Critiquer abstraitement le monde universitaire dans des magazines intellos, c’est une chose. S’attaquer de front au futur recteur de l’Uni.lu dans l’édition du samedi du principal quotidien, c’en est une autre. Avec le professeur d’histoire Benoît Majerus, elle cosignera en octobre 2017 une carte blanche dans le Wort fustigeant Stéphane Pallage comme candidat « pour le moins clivant et provocateur » au « profil ultra-libéral ». Pour une postdoc au statut précaire, ce fut un choix courageux.

Adde se rend compte de son isolement dès la rédaction du texte. Coincée dans un bus quelque part entre Vienne et Brno, elle cherche à joindre des collègues prêts à cosigner le texte. Et essuiera refus sur refus. Au lendemain de la publication, Adde est accueillie par le silence. « Parmi mes collègues, personne n’a fait allusion à cet épisode. C’était très inquiétant… extrêmement flippant. » Elle y voit « une envie de ne pas déplaire », « une peur du conflit ». En France, la masse critique d’acteurs donnerait plus de libertés. Au Luxembourg, avec sa seule université publique, « cela tourne vite au face-à-face ». Mais, ajoutera-t-elle, « si on ne peut pas critiquer l’université, je ne vois pas l’intérêt d’y rester et plus largement de son existence. »

Depuis ce vendredi, 30 novembre, Éloïse Adde est officiellement au chômage. Le dernier jour du grand colloque clôturant le projet « Luxdynast » coïncidait avec le dernier jour de son contrat à l’Uni.lu. Elle espère y retrouver un poste et compte candidater pour aux postes et projets qui pourraient s’ouvrir. En attendant, Éloïse Adde veut (entre autres) écrire une satire sur le microcosme universitaire. Elle a déjà commencé la rédaction de quelques passages de ce roman à clef, passant du « elle » au « je », puis de nouveau à la troisième personne.

 

Droit de réponse

Dépossédée de ma parole

Récemment, j’ai été contactée par Bernard Thomas pour donner une interview qui devait être insérée dans le supplément « Recherche » du Lëtzebuerger Land, qui sort tous les ans au mois de novembre.
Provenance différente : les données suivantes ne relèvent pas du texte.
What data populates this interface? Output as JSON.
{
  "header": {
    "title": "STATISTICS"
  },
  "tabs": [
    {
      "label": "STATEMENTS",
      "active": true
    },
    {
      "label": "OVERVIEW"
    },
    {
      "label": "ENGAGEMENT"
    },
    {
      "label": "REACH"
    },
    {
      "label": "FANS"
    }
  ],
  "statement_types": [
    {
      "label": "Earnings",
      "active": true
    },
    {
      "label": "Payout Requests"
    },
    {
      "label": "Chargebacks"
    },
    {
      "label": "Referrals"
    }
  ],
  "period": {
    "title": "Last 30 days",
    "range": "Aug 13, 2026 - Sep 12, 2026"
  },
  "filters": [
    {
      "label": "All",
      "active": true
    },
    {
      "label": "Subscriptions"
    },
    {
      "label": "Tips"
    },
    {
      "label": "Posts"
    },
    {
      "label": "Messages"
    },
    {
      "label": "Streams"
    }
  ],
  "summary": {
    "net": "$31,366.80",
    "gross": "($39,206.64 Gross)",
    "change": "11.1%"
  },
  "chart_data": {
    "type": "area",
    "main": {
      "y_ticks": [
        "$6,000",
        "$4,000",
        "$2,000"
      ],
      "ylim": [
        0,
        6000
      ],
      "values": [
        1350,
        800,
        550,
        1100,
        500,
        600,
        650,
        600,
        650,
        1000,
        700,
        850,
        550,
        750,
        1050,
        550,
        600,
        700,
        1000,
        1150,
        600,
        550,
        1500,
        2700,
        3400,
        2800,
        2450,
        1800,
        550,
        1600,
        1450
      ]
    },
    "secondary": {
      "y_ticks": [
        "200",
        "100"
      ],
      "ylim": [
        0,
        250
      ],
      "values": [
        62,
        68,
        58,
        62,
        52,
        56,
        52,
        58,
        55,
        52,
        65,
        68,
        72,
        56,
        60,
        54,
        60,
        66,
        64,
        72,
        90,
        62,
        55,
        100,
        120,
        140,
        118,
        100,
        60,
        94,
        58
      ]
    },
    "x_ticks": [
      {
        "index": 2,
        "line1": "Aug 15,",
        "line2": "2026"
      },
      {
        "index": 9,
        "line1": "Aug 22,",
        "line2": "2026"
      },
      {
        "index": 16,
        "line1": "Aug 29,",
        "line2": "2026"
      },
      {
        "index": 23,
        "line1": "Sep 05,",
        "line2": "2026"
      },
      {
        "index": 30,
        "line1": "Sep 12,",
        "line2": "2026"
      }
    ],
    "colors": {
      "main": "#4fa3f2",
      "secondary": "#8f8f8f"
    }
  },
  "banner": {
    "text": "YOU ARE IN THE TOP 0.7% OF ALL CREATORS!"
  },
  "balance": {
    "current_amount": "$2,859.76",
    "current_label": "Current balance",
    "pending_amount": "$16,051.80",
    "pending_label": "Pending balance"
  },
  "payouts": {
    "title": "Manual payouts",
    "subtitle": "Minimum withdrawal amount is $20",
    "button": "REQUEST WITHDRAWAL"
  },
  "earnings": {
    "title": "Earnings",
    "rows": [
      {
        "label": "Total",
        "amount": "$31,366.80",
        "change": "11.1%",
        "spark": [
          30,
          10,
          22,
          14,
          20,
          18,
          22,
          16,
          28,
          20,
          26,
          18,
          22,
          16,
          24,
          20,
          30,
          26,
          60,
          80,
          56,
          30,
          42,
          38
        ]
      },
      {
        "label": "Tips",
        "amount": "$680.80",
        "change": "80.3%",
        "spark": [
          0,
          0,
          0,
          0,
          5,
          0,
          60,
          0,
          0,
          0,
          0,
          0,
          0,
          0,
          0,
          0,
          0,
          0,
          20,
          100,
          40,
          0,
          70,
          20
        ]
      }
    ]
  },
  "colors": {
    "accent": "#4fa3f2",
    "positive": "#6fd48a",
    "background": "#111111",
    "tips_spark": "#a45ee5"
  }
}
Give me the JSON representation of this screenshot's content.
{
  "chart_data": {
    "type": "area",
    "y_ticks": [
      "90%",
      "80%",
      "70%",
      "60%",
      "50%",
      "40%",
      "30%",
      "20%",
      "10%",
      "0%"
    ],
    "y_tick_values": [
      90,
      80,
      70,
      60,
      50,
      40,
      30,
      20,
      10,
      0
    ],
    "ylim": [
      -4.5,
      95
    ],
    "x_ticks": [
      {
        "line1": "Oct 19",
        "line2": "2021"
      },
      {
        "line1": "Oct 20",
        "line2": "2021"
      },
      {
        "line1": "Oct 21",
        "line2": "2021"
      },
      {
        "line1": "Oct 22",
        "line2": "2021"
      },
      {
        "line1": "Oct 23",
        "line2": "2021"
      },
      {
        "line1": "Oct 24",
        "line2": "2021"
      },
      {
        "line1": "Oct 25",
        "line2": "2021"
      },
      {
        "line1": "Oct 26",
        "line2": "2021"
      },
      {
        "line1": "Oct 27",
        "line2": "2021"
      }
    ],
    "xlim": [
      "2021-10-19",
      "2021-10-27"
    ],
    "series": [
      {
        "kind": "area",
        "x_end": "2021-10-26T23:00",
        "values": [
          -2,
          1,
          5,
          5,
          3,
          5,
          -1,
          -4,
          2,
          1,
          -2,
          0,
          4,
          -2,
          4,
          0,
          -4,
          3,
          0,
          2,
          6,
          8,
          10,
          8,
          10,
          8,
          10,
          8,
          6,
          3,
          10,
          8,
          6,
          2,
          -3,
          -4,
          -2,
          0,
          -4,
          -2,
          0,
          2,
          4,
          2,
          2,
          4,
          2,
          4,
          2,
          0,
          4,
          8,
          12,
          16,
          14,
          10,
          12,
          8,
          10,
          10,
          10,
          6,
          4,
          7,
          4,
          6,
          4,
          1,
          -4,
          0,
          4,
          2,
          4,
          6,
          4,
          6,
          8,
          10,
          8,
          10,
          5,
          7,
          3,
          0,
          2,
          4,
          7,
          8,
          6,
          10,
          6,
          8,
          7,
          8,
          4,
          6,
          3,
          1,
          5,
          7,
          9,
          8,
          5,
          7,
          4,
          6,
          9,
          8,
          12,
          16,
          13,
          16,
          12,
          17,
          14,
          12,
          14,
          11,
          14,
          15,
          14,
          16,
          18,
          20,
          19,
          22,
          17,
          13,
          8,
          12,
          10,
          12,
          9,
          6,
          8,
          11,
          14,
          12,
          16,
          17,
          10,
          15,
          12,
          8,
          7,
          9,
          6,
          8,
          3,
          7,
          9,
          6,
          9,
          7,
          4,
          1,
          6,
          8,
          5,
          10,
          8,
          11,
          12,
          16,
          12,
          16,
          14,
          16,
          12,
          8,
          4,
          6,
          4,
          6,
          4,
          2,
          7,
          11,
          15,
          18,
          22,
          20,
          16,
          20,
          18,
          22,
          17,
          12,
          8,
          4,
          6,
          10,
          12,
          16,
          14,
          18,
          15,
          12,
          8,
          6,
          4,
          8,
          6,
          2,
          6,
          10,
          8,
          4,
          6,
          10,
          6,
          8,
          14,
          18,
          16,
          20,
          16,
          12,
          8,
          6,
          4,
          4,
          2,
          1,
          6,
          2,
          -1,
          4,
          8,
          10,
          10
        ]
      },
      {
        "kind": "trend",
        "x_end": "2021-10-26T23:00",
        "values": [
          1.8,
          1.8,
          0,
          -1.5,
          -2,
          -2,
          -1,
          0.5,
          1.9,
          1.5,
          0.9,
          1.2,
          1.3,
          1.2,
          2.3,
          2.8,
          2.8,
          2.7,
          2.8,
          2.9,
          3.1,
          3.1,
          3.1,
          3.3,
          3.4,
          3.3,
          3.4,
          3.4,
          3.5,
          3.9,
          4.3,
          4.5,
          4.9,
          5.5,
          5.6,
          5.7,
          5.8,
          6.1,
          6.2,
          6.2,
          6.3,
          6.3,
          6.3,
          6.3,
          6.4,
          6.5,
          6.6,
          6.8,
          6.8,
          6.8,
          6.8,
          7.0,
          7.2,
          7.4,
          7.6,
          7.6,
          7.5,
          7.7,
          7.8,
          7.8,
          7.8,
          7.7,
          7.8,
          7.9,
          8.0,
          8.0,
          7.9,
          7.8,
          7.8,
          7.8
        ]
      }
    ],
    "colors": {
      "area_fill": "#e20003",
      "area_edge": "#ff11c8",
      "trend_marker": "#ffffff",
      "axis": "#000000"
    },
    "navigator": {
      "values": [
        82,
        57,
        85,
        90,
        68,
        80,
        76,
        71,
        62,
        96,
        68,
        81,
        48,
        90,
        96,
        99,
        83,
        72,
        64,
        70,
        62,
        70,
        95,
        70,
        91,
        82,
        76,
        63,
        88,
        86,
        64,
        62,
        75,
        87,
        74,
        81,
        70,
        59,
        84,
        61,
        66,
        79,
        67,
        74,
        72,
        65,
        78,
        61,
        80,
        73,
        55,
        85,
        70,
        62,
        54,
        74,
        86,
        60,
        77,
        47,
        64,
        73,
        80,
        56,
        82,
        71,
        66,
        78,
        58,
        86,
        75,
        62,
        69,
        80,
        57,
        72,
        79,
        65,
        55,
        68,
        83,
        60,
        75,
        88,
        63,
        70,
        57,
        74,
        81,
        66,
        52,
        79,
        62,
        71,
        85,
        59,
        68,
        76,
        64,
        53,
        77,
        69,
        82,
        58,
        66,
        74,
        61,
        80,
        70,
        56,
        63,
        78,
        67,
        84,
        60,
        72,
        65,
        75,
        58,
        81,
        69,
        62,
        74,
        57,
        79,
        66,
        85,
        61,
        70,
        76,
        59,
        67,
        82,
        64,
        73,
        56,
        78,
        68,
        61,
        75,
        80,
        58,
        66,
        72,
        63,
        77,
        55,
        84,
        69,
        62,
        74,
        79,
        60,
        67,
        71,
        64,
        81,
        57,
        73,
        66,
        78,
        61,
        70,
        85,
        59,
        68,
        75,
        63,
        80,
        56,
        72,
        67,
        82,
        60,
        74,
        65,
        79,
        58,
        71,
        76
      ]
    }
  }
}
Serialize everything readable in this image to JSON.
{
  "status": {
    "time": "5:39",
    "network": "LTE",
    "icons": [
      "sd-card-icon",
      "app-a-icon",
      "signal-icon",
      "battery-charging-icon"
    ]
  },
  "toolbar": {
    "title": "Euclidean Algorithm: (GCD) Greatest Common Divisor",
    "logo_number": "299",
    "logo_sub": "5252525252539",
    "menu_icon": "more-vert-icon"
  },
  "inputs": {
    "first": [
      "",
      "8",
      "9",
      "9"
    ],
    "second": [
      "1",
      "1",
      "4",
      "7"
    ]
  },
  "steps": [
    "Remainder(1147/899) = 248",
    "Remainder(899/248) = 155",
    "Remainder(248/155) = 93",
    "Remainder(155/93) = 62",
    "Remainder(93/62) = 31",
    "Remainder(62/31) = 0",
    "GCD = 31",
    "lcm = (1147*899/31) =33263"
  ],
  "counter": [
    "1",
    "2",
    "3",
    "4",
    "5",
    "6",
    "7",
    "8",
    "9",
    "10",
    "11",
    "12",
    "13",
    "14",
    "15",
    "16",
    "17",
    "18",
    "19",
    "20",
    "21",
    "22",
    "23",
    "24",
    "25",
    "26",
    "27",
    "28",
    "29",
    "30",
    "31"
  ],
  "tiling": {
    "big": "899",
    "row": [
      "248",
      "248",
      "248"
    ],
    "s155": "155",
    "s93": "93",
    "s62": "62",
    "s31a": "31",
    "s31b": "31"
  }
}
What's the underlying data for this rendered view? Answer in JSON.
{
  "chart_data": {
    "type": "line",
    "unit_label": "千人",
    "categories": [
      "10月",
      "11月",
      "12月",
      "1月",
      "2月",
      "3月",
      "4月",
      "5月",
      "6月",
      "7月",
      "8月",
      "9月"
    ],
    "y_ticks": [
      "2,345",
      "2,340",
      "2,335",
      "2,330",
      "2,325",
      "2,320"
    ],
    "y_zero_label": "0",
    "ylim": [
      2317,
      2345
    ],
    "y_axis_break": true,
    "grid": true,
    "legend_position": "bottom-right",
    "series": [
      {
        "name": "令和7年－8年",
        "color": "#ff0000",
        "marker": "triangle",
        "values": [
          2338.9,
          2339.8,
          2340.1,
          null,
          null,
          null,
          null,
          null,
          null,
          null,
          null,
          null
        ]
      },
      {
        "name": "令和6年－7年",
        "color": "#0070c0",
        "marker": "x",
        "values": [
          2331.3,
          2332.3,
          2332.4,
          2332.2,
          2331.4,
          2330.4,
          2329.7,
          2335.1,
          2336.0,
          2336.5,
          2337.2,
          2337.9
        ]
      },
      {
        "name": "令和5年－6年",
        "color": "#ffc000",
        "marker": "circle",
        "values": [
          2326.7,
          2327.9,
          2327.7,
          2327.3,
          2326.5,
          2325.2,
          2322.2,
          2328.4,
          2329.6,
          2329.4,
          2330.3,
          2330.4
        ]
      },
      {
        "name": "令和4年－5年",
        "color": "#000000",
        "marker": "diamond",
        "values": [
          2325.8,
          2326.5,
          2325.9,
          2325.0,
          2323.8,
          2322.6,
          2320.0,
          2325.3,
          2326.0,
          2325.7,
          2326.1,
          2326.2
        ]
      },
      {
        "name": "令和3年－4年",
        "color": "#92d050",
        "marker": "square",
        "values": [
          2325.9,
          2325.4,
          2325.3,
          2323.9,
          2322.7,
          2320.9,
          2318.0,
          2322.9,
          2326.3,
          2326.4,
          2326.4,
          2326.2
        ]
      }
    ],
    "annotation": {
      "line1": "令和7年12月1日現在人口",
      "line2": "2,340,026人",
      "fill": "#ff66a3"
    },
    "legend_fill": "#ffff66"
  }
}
J’étais ravie de faire partie de la poignée de chercheurs retenus et de pouvoir évoquer mon travail. En outre, de manière plus personnelle, j’y voyais une occasion de partir dignement de l’université. En effet, le 30 novembre 2018 était aussi le dernier jour de mon contrat de travail.

Le journaliste m’avait écrit qu’il voulait « évoquer tant [mes] recherches académiques que [mon] positionnement en tant qu’intellectuelle ». Lors de notre rencontre, il me fit part de son idée de faire un portrait biographique entrelaçant mon vécu et ma recherche. J’ai accepté, ne soupçonnant pas une seconde que le passage d’une interview classique au discours direct à un récit à la troisième personne impliquerait un changement radical de thématique et de perspective. De surcroît, à l’heure du succès de l’égo-histoire et des travaux qui font le lien entre la recherche d’un individu et son histoire personnelle, j’étais enchantée de pouvoir me livrer à l’exercice. J’avais en outre envoyé à sa demande plusieurs articles ainsi que mon livre à l’intéressé afin qu’il se familiarise avec mon travail et mon approche.

C’est donc sur cette base que j’ai donné une interview de deux heures et demie dans laquelle je me suis employée à faire le lien entre mon histoire et mon travail, insistant notamment sur ce désir venu très tôt, au lycée, de percer le mystère par lequel les institutions parvenaient à s’imposer avec efficacité comme naturelles et incontestables aux yeux de tous, malgré le caractère artificiel et accidentel du pacte originel présidant à leur fondation.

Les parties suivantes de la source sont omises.